Large-scale tear-off and replacement is strongly preferred during the summer academic break when building occupancy is lower and rooftop noise and activity are less disruptive. Maintenance work, coating applications, and emergency repairs proceed year-round. We coordinate with campus facilities management on scheduling to avoid rooftop work during final exams, commencement, or other high-occupancy events - those constraints are part of the pre-work conversation, not surprises during production.

How does the bid process work for ASU and MCCCD roofing projects?

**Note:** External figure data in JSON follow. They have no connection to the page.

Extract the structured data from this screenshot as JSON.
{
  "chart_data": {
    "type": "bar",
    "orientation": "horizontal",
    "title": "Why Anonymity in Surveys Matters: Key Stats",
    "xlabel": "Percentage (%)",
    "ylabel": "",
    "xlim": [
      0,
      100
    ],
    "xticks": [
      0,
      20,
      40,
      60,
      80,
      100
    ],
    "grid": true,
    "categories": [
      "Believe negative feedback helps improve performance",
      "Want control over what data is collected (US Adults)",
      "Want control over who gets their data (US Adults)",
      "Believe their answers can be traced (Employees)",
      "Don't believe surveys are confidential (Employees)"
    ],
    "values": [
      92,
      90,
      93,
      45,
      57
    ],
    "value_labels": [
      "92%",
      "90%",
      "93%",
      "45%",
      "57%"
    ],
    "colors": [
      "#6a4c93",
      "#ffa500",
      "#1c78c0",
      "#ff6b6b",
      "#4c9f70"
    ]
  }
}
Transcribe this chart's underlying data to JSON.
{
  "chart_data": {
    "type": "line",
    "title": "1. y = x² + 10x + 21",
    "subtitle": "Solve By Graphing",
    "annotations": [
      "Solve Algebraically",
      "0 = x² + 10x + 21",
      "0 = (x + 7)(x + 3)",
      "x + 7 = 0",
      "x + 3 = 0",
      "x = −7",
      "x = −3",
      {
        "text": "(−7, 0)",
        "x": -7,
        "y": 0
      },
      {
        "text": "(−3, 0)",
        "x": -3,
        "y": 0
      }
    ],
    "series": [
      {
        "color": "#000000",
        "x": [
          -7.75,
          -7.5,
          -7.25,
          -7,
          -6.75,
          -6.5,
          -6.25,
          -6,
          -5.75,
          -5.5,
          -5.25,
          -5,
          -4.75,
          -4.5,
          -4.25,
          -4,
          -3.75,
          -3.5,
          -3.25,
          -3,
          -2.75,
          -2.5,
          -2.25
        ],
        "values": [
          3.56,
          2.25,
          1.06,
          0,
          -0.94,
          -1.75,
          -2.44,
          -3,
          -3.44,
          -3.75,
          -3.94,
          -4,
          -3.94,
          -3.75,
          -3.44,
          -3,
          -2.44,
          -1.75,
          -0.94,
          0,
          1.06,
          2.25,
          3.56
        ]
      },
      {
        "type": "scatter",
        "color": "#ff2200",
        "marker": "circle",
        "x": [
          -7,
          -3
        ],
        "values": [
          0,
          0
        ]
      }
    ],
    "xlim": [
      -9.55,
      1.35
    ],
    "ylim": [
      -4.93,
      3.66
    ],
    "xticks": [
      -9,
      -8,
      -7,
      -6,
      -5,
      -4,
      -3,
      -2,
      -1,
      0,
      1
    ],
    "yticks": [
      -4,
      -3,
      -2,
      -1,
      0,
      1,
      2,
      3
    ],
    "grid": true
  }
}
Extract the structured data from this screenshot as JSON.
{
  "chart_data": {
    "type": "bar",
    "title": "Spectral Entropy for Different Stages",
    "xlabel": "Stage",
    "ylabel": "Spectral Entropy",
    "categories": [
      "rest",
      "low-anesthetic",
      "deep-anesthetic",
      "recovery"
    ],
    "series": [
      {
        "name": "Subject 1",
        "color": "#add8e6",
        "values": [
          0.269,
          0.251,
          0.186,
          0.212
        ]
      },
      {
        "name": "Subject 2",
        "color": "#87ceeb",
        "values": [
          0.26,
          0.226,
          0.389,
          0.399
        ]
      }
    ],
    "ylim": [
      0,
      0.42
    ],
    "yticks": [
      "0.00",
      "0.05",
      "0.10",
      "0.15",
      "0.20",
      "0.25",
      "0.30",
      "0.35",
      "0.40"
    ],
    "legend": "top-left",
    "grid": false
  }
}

Projects above the public bid threshold go through a formal competitive solicitation - an invitation to bid published through the Arizona Department of Administration's procurement portal or the university's procurement office. Projects below the threshold may be awarded through a qualified contractor program or a simpler solicitation process. We participate in both formats and are familiar with the submittal requirements, bonding requirements, and insurance documentation required for public education contracts in Arizona.

Do you have experience with the specific building types on ASU's Tempe research campus?

Yes. Research buildings with biosafety laboratory exhaust penetrations, pharmaceutical lab fume hoods, and specialized HVAC exhaust configurations require pre-work EHS coordination before any penetration disturbance. We verify exhaust stream chemistry with the facility's EHS office and specify sealants and flashings with confirmed compatibility. This is the same process we apply on medical campus and pharmaceutical buildings.

How the roof work moves.

Document

Confirm access, roof system, visible failure points, drainage, penetrations, edge metal, interior leak locations, and safety constraints.

Scope

Separate immediate repair work from coating, recover, replacement, maintenance, warranty, or capital planning recommendations.

Execute

Coordinate materials, crew timing, tenant impact, weather windows, closeout photos, and the records the owner needs after work is complete.